The first adult human deafness gene
In 2020, scientists from South Korea, led
by Bong Jik Kim, MD, PhD, connected Chan and Sherr's 2018 findings with genetic
mutations they found in two siblings who were losing their hearing in their
mid-20s. The mutations were in TMTC4 and matched what Chan and Sherr had seen
in animals, although they were distinct from those in Sherr's pediatric
neurology patients.
"It's rare to so quickly connect mouse
studies with humans," Sherr said. "Thanks to our Korean
collaborators, we could more easily prove the relevance of our work for the
many people who go deaf over time."
Kim, an otolaryngologist at the Chungnam
National University College of Medicine (Korea), facilitated the shipping of
cells from those patients to UCSF. Sherr and Chan tested those cells for UPR
activity and found that, indeed, this flavor of TMTC4 mutation turned on the
destructive UPR pathway in a human context.
When Chan and Sherr mutated TMTC4 only in
hair cells in mice, the mice went deaf. When they mutated TMTC4 in cells from
individuals in the Korean family who hadn't gone deaf, and in laboratory human
cell lines, the UPR drove the cells to self-destruct. TMTC4 was more than a
deafness gene in mice -- it was a deafness gene in humans, too.
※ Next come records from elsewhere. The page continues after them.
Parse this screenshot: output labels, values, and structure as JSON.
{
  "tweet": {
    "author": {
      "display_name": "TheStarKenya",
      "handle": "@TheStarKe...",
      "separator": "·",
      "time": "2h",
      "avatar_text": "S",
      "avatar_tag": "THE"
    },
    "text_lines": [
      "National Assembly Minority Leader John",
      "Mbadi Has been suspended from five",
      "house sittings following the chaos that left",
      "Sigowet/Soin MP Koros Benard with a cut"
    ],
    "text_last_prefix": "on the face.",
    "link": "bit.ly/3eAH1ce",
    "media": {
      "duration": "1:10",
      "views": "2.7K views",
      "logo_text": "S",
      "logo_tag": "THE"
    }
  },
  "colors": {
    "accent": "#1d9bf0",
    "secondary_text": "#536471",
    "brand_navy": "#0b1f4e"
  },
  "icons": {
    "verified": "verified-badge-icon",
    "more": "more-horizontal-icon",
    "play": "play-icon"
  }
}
Translating a discovery to prevent deafness
Understanding TMTC4 mutations gives
researchers a new way of studying progressive deafness, since it is critical
for maintaining the health of the adult inner ear. The mutations mimic damage
from noise, aging or drugs like cisplatin.
The researchers envision a future where
people who must take cisplatin, or who have to be exposed to loud noises for
their jobs, take a drug that dampens the UPR and keeps hair cells from
withering away, preserving their hearing.
The science also suggests that the UPR
could be targeted in other contexts where nerve cells become overwhelmed and
die, including diseases long thought to be incurable, like Alzheimer's or Lou
Gehrig's disease.
"If there's any way that we can get in the way of the hair cells dying, that's how we're going to be able to prevent hearing loss," Chan said.